Three principles should now be automatic. First, stop the culprit drug in every reaction, whatever its severity — it is always the most important step. Second, match the intensity of care to the tier: reassurance and symptomatic treatment for the mild, baseline organ assessment and urgent referral for DRESS, and burns-model stabilisation with emergency transfer for SJS/TEN. Third, know and respect the limits of primary care — initiate supportive treatment and refer, but leave specialist and disputed therapies to the referral centre, and always document and report the reaction so the patient is protected in future.
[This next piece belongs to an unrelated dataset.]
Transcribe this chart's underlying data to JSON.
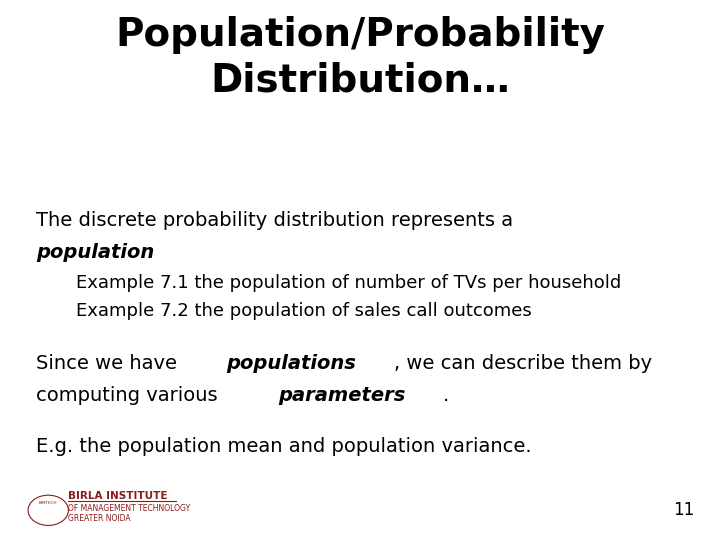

  • Apply the sequence: recognise severity → stop the drug → tier-appropriate care → document → refer.
  • For SJS/TEN: stop drug, fluids, wound/mucosal care, analgesia, ophthalmology, BSA/SCORTEN, emergency transfer — no systemic steroid in primary care.
  • Three principles: always stop the culprit drug; match care to tier; respect the limits of primary care and document/report.

CLINICAL PEARL

When a severe drug reaction lands in front of you, anchor on two things you can always do regardless of resources: stop the culprit drug, and — for SJS/TEN — treat the patient like a burns case (fluids, gentle wound care, warmth, analgesia) while you arrange transfer. Resist the urge to 'do more' by starting systemic steroids in TEN: their benefit is unproven and they may cause harm, so that decision belongs to the specialist. Doing the simple, correct things well, and not the disputed things, is what saves these patients.